Par-delà les murs du Palais de la culture de Damanhour, un souffle artistique parcourt les galeries, un murmure d’âmes féminines qui se racontent. Le 28 juillet dernier, dans le cadre des expositions itinérantes initiées par l’Organisme général des palais de la culture, s’est ouvert le très singulier et profond salon d’art plastique intitulé « Expérience personnelle ». Ce projet, placé sous la houlette du général Khaled El-Labban et orchestré par le ministère de la Culture, vise à dynamiser la scène artistique dans les régions, loin de la centralisation des grandes métropoles.
Le vernissage a réuni un public sensible et curieux : des figures du monde de l’art, des enseignants d’université, des journalistes et des passionnés. Parmi les invités, on notait la présence de Mohamed El-Bassiouny, directeur de la Culture à Beheira, du professeur Adel Mostafa (Université d’Alexandrie) et de l’artiste plasticien Emad Keshk. Mais ce sont surtout cinq femmes, cinq créatrices, qui ont livré un pan de leur intériorité à travers vingt-quatre œuvres puissamment personnelles, tant par la forme que par le fond.
Quand l’art devient langage de soi
Amira El-Hindoum, professeure d’art à l’Université d’Alexandrie, explore la mémoire et l’identité féminine en conjuguant peinture et matériaux mixtes. Dans sa première toile, une femme ailée incarne les déséquilibres de la vie quotidienne, déchirée entre responsabilités familiales et pressions sociales. Plus loin, deux œuvres intitulées Hanin (Nostalgie) juxtaposent acryliques, bois et papiers journaux pour réanimer les souvenirs, dans une tentative délicate de capturer la chaleur perdue du passé. Sa dernière composition, triptyque marin aux textures audacieuses, plonge dans l’univers visuel de la mer, mémoire liquide du subconscient.
Sara Abdelkader, quant à elle, scrute les méandres de l’angoisse féminine. À travers six toiles traitant de la phobie, elle dissèque l’âme, couche après couche, dans une quête de libération intime et d’affirmation de soi. Son approche, résolument introspective, donne au malaise des visages et au silence des couleurs.
Symbolisme et révolte douce
Avec Wafaa Zaghloul, l’art devient récit. Ses sept toiles, inspirées de la surréalité, oscillent entre rêve et lutte. Une fille en robe blanche, figée dans une forêt obscure avec un cheval immaculé, raconte la solitude. Une carte de Palestine, un enfant-statue brisé et des pierres fleuries deviennent métaphores de la résistance et de l’espoir. Une autre œuvre, Quand le désert devient verger, invoque la culture, le voyage et la femme comme source de vie. Ses tableaux déroulent des mondes parallèles où l’Afrique ruisselle, où la mer danse, et où la mort cohabite avec la promesse d’un renouveau.
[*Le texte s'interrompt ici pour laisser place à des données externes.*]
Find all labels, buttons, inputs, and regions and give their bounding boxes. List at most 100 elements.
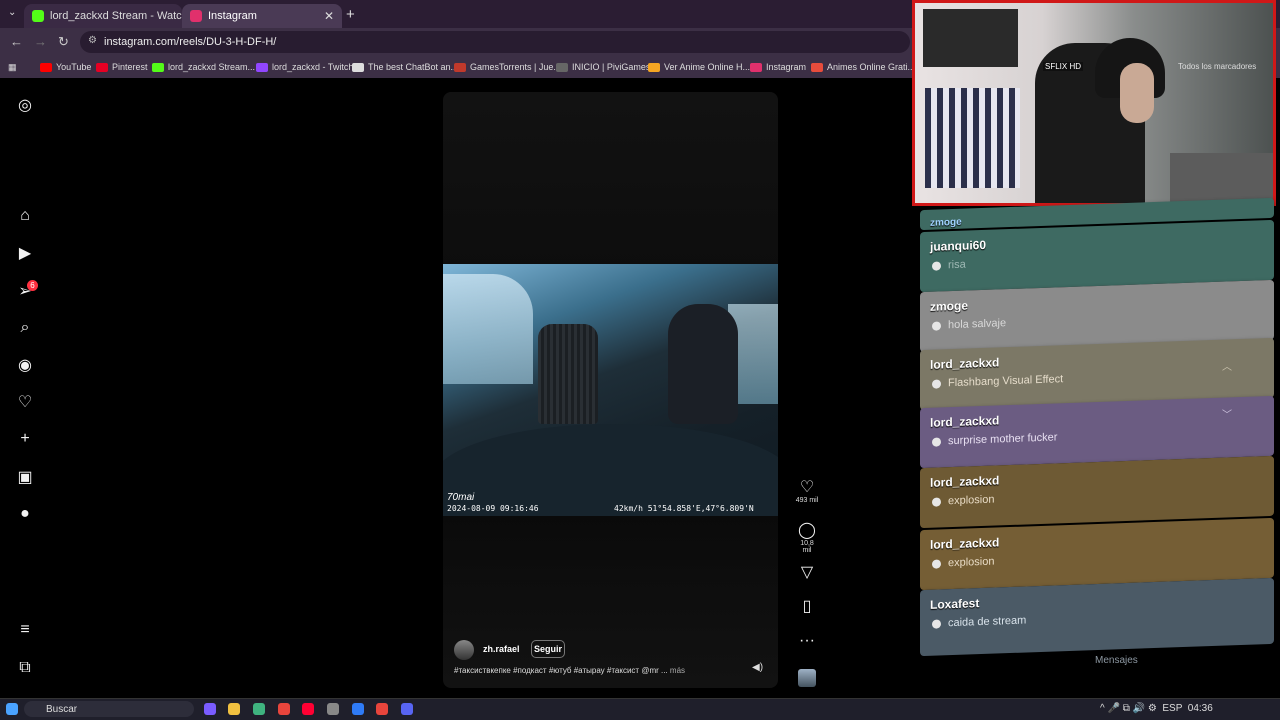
bookmark-gamestorrents[interactable]: GamesTorrents | Jue... bbox=[454, 62, 561, 72]
explore-compass-icon[interactable]: ◉ bbox=[16, 356, 34, 374]
also-from-meta-icon[interactable]: ⧉ bbox=[16, 659, 34, 677]
reload-icon[interactable]: ↻ bbox=[58, 34, 69, 50]
streamer-face bbox=[1120, 63, 1154, 123]
tab-kick-stream[interactable]: lord_zackxd Stream - Watch Liv ✕ bbox=[24, 4, 182, 28]
site-info-icon[interactable]: ⚙ bbox=[88, 35, 97, 46]
windows-start-icon[interactable] bbox=[6, 703, 18, 715]
bookmark-chatbot[interactable]: The best ChatBot an... bbox=[352, 62, 458, 72]
save-action[interactable]: ▯ bbox=[795, 598, 819, 616]
bookmark-pinterest[interactable]: Pinterest bbox=[96, 62, 148, 72]
dashcam-gps: 42km/h 51°54.858'E,47°6.809'N bbox=[614, 504, 754, 513]
share-send-icon[interactable]: ▽ bbox=[795, 564, 819, 582]
bookmark-icon[interactable]: ▯ bbox=[795, 598, 819, 616]
copilot-icon[interactable] bbox=[204, 703, 216, 715]
original-audio-thumbnail[interactable] bbox=[798, 669, 816, 687]
striped-bed bbox=[925, 88, 1020, 188]
car-seat bbox=[538, 324, 598, 424]
search-icon[interactable]: ⌕ bbox=[16, 319, 34, 337]
partial-bookmark-label: SFLIX HD bbox=[1043, 62, 1084, 71]
system-tray[interactable]: ^ 🎤 ⧉ 🔊 ⚙ ESP 04:36 bbox=[1100, 703, 1213, 714]
instagram-logo-icon[interactable]: ◎ bbox=[16, 96, 34, 114]
animes-icon bbox=[811, 62, 823, 72]
new-tab-button[interactable]: + bbox=[346, 6, 355, 23]
bookmark-pivigames[interactable]: INICIO | PiviGames bbox=[556, 62, 650, 72]
dashcam-timestamp: 2024-08-09 09:16:46 bbox=[447, 504, 539, 513]
forward-arrow-icon[interactable]: → bbox=[34, 34, 47, 49]
pinterest-icon bbox=[96, 62, 108, 72]
kick-icon bbox=[152, 62, 164, 72]
chrome-icon[interactable] bbox=[278, 703, 290, 715]
volume-icon[interactable]: ◀) bbox=[752, 662, 763, 673]
bookmark-label: Animes Online Grati... bbox=[827, 62, 916, 72]
profile-avatar-icon[interactable]: ● bbox=[16, 505, 34, 523]
caption-text: #таксиствкепке #подкаст #ютуб #атырау #т… bbox=[454, 666, 668, 675]
instagram-favicon-icon bbox=[190, 10, 202, 22]
more-options-action[interactable]: ··· bbox=[795, 632, 819, 650]
home-icon[interactable]: ⌂ bbox=[16, 207, 34, 225]
file-explorer-icon[interactable] bbox=[228, 703, 240, 715]
instagram-favicon-icon bbox=[750, 62, 762, 72]
taskbar-search-input[interactable]: Buscar bbox=[24, 701, 194, 717]
all-bookmarks-folder[interactable]: Todos los marcadores bbox=[1178, 62, 1256, 71]
follow-button[interactable]: Seguir bbox=[531, 640, 565, 658]
bookmark-label: GamesTorrents | Jue... bbox=[470, 62, 561, 72]
author-avatar[interactable] bbox=[454, 640, 474, 660]
bookmark-label: Ver Anime Online H... bbox=[664, 62, 751, 72]
dashcam-brand: 70mai bbox=[447, 492, 475, 503]
comment-count: 10,8 mil bbox=[800, 540, 814, 554]
tray-clock: 04:36 bbox=[1187, 703, 1213, 714]
twitch-icon bbox=[256, 62, 268, 72]
comment-action[interactable]: ◯ 10,8 mil bbox=[795, 522, 819, 554]
pivigames-icon bbox=[556, 62, 568, 72]
dashboard-icon[interactable]: ▣ bbox=[16, 468, 34, 486]
apps-grid-icon[interactable]: ▦ bbox=[8, 62, 17, 73]
anime-icon bbox=[648, 62, 660, 72]
bookmark-instagram[interactable]: Instagram bbox=[750, 62, 806, 72]
chevron-up-icon[interactable]: ︿ bbox=[1222, 358, 1232, 373]
tab-instagram[interactable]: Instagram ✕ bbox=[182, 4, 342, 28]
gamestorrents-icon bbox=[454, 62, 466, 72]
bookmark-anime[interactable]: Ver Anime Online H... bbox=[648, 62, 750, 72]
heart-icon[interactable]: ♡ bbox=[16, 393, 34, 411]
app-icon[interactable] bbox=[253, 703, 265, 715]
car-dashboard bbox=[443, 424, 778, 516]
chatbot-icon bbox=[352, 62, 364, 72]
reel-video-frame[interactable] bbox=[443, 264, 778, 516]
chat-footer-label: Mensajes bbox=[1095, 655, 1138, 666]
app-icon[interactable] bbox=[352, 703, 364, 715]
bookmark-kick[interactable]: lord_zackxd Stream... bbox=[152, 62, 255, 72]
caption-more-link[interactable]: más bbox=[670, 666, 685, 675]
chevron-down-icon[interactable]: ﹀ bbox=[1222, 406, 1232, 421]
like-action[interactable]: ♡ 493 mil bbox=[795, 479, 819, 504]
reels-icon[interactable]: ▶ bbox=[16, 244, 34, 262]
car-window bbox=[443, 274, 533, 384]
bookmark-label: Instagram bbox=[766, 62, 807, 72]
tab-label: Instagram bbox=[208, 10, 257, 22]
tab-list-chevron-icon[interactable]: ⌄ bbox=[8, 7, 16, 18]
streamer-webcam bbox=[912, 0, 1276, 206]
obs-icon[interactable] bbox=[327, 703, 339, 715]
bookmark-twitch[interactable]: lord_zackxd - Twitch bbox=[256, 62, 353, 72]
url-input[interactable]: instagram.com/reels/DU-3-H-DF-H/ bbox=[80, 31, 910, 53]
discord-icon[interactable] bbox=[401, 703, 413, 715]
reel-caption: #таксиствкепке #подкаст #ютуб #атырау #т… bbox=[454, 666, 754, 675]
bookmark-label: The best ChatBot an... bbox=[368, 62, 459, 72]
author-username[interactable]: zh.rafael bbox=[483, 644, 520, 654]
tab-label: lord_zackxd Stream - Watch Liv bbox=[50, 10, 182, 22]
tray-language: ESP bbox=[1162, 703, 1183, 714]
back-arrow-icon[interactable]: ← bbox=[10, 34, 23, 49]
create-plus-icon[interactable]: + bbox=[16, 430, 34, 448]
chat-message: lord_zackxd explosion bbox=[920, 455, 1274, 529]
heart-icon[interactable]: ♡ bbox=[795, 479, 819, 497]
share-action[interactable]: ▽ bbox=[795, 564, 819, 582]
more-dots-icon[interactable]: ··· bbox=[795, 632, 819, 650]
chrome-icon[interactable] bbox=[376, 703, 388, 715]
comment-bubble-icon[interactable]: ◯ bbox=[795, 522, 819, 540]
bookmark-label: Pinterest bbox=[112, 62, 148, 72]
bookmark-youtube[interactable]: YouTube bbox=[40, 62, 91, 72]
bookmark-label: YouTube bbox=[56, 62, 92, 72]
menu-hamburger-icon[interactable]: ≡ bbox=[16, 621, 34, 639]
youtube-app-icon[interactable] bbox=[302, 703, 314, 715]
bookmark-animes-online[interactable]: Animes Online Grati... bbox=[811, 62, 915, 72]
close-tab-icon[interactable]: ✕ bbox=[324, 9, 334, 23]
Entre ornement et artisanat sacré
Mona El-Qamah apporte au tableau collectif une touche de folklore réinventé. Ses compositions, empruntes de motifs traditionnels, revisitent le patrimoine populaire égyptien dans une veine postmoderne, où se rencontrent teintes chaudes et froides, ancien et nouveau, mémoire et actualité.
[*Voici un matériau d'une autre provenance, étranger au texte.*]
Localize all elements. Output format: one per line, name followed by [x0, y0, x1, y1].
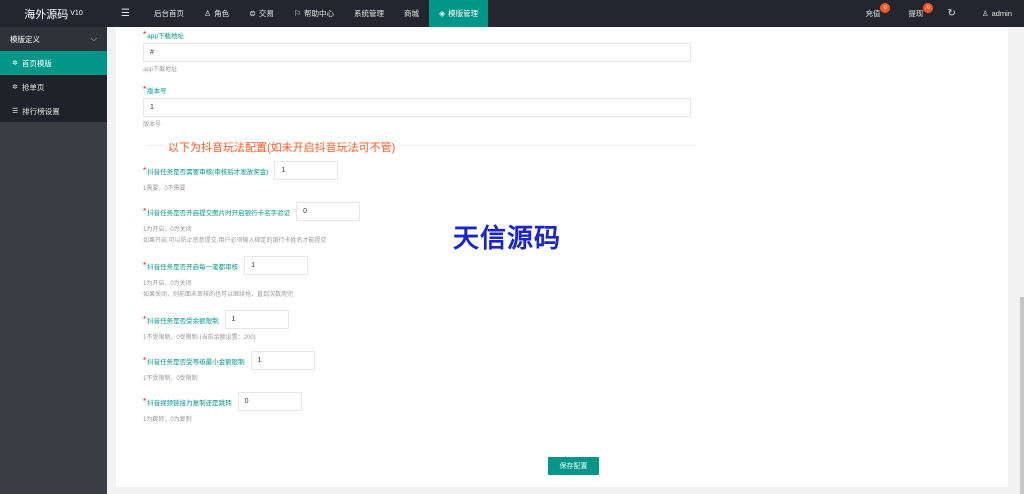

Enfin, Dina Rahouma, spécialiste des techniques manuelles, use de matériaux inattendus – cuir, fils, textures – pour créer des figures hybrides. Le paon flamboyant y croise la chouette mystérieuse. Beauté ostentatoire et regard obscur se confrontent, s’entrelacent. Dans ses œuvres, la main de l’artisan devient celle d’une prêtresse qui tisse des récits anciens dans une langue nouvelle.
Un hommage aux voix intérieures
Clôturée par une cérémonie de remise de certificats honorifiques aux artistes, l’exposition « Expérience personnelle » ne se veut pas seulement un événement plastique. Elle est un manifeste, un cri doux et nuancé lancé depuis les profondeurs féminines vers la lumière collective. Chacune des œuvres, chacun des regards posés sur le mur, était un fragment d’histoire. Ensemble, elles tissaient un chœur discret mais bouleversant sur l’intimité, l’appartenance et la résilience.
Portée par la direction des arts plastiques dirigée par Vivian El-Betanouny, en partenariat avec la région culturelle de l’ouest et du centre, cette exposition se poursuit jusqu’à la fin du mois. Et laisse derrière elle, à Damanhour, l’empreinte d’un art sincère, humble et nécessaire.